Christian Schramm: Seit 15 Jahren. Also eigentlich seit 16 Jahren, aber zwischendurch habe ich ein Jahr in einem Projekt zur U-Haft-Ver­meidung gearbeitet, kam dann aber wieder zu Gangway.

NP: Ihre regionalen Teams sind auf die Arbeit mit Jugendlichen ausgerichtet. Gibt es bestimmte Gruppen oder Milieus von Jugendlichen, auf die Ihre Arbeit zielt?

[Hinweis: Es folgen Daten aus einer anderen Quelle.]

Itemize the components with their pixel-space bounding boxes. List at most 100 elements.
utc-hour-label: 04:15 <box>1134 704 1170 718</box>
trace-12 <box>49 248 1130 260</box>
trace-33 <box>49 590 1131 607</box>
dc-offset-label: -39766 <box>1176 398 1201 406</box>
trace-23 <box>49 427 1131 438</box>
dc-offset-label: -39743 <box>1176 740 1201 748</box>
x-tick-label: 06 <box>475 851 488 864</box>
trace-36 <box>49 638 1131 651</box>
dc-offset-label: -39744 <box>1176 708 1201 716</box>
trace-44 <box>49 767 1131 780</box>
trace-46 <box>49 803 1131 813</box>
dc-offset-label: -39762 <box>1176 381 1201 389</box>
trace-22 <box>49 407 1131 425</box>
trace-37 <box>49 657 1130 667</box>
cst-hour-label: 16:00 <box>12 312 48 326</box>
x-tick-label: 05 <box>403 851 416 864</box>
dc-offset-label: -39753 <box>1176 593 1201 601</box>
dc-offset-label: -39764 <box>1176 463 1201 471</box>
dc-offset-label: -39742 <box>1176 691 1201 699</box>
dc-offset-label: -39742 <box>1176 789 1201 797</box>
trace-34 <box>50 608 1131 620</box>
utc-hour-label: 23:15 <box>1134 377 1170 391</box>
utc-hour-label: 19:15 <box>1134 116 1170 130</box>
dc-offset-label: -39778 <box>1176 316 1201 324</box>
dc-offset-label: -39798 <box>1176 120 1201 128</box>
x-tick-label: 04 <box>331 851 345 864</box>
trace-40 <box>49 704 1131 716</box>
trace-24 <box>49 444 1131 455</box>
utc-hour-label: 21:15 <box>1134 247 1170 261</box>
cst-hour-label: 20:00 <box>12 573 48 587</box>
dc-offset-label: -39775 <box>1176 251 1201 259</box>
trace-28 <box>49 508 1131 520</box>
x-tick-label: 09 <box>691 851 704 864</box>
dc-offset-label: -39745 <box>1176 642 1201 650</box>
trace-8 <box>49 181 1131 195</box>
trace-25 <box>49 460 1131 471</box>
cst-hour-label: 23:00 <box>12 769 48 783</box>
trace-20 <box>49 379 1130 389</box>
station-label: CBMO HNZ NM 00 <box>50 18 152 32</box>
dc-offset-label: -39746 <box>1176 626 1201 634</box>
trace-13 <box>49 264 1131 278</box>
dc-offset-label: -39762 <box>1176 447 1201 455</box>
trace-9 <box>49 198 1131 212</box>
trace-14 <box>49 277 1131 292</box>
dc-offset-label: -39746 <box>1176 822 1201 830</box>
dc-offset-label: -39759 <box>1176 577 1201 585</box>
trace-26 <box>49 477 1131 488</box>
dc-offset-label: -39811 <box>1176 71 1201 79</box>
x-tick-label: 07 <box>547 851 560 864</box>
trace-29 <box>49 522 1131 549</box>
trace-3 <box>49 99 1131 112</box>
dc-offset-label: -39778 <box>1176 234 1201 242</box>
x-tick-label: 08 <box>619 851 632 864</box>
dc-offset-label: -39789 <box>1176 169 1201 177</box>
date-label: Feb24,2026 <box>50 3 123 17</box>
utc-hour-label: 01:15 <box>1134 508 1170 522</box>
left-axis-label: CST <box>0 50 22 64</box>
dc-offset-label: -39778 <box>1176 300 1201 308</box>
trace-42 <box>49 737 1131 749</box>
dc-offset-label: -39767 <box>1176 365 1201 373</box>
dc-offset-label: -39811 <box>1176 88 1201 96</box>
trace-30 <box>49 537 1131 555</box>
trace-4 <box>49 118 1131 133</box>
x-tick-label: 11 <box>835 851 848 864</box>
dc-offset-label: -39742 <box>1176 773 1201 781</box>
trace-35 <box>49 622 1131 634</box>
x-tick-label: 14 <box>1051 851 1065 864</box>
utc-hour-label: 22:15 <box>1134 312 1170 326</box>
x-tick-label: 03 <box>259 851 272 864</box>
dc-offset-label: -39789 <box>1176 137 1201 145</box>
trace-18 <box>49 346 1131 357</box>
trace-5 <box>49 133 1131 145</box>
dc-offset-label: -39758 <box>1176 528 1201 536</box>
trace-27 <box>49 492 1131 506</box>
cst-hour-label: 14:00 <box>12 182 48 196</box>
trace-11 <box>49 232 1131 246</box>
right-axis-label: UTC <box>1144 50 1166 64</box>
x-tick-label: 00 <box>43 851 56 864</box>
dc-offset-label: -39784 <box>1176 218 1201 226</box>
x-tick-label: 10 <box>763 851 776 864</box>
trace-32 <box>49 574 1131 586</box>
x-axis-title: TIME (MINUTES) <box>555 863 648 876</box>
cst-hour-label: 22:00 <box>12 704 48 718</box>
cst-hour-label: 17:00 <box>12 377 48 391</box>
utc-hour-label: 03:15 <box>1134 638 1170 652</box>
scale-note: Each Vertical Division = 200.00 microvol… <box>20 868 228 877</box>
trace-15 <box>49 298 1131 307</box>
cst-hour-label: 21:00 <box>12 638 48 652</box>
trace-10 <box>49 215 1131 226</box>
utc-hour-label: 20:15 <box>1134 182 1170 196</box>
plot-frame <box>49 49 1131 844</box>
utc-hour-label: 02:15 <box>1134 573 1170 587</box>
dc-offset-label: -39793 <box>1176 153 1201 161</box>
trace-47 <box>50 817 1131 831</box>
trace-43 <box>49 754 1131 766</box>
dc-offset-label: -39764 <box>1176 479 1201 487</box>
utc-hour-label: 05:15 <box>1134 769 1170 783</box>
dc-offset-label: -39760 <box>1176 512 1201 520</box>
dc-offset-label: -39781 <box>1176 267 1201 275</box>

CS: Nein. Gangway versucht, in dem Stadtteil, in dem man arbeitet, an alle Milieus ranzukommen. Es ist nicht so, dass wir etwa sagen, wir arbeiten nur mit türkischen oder arabischen Jugendlichen, weil die hier die Mehrheit darstellen, sondern wir gehen nach dem Bedarf, der auf der Straße ist. Wir sagen nie, mit der oder der Gruppe arbeiten wir nicht, weil wir etwa nicht die kulturelle Kompetenz haben. Das muss man sich dann eben selber erarbeiten.

„Betriebsgeheimnisse“

NP: Spielt in Ihrer Arbeit mit den Jugendlichen die Polizei eine Rolle? Kommen Sie überhaupt in Kontakt mit der Polizei?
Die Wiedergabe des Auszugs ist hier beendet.